In order to keep the Daleks dramatically interesting it is necessary, and always something of a challenge, to find different things for them to do in each story. Writer/director Nicholas Briggs has succeeded in doing just that. In the previous instalment of this four-part series, we were surprised to hear the Daleks showing leniency towards their slaves, although their motive was to improve the workers' efficiency - and the metal meanies also have some other sinister purpose in mind. This time, we get to enjoy the creatures' awkwardness when they are forced to obey the orders of a mere human, Suz (Sarah Mowat), who has been granted special powers by the Dalek Emperor. In another stirring scene, we hear a damaged Dalek being tortured by human resistance fighters bent on revenge.

The over-enthusiasm of these rebels prompts a powerful speech delivered by Gareth Thomas, playing Kalendorf, about the right time and the wrong time for such acts of defiance. It takes you right back to the actor's Blake's 7 days, although Kalendorf remains a significantly different character to that goody-two-shoes Blake.

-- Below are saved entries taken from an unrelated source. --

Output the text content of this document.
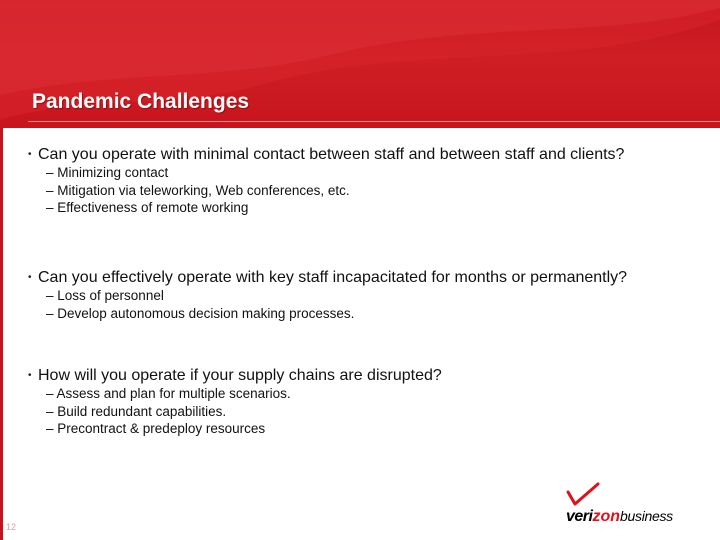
Pandemic Challenges
• Can you operate with minimal contact between staff and between staff and clients?
– Minimizing contact
– Mitigation via teleworking, Web conferences, etc.
– Effectiveness of remote working
• Can you effectively operate with key staff incapacitated for months or permanently?
– Loss of personnel
– Develop autonomous decision making processes.
• How will you operate if your supply chains are disrupted?
– Assess and plan for multiple scenarios.
– Build redundant capabilities.
– Precontract & predeploy resources
12
verizonbusiness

Briggs throws in some romantic interest to counterpoint the more grisly aspects of this tale of adversity, as Alby (Mark McDonnell) reveals to his shipmate Pellan (John Wadmore) his true feelings for Suz. That is not to say that we are placed anywhere close to Titanic or Pearl Harbor territory in terms of slushiness; nor do we have to wait until halfway through the story before the action starts! What we are given is some much-needed human interest in the midst of inhuman cruelty, which in this episode includes the moving fates of a planetary ruler (Adrian Lloyd-James) and his daughter (Georgina Carter).

The cowardly Pellan also comes into his own in this instalment, when he is forced unwillingly to go into battle.

This is a rousing drama that doesn't overlook the human factor.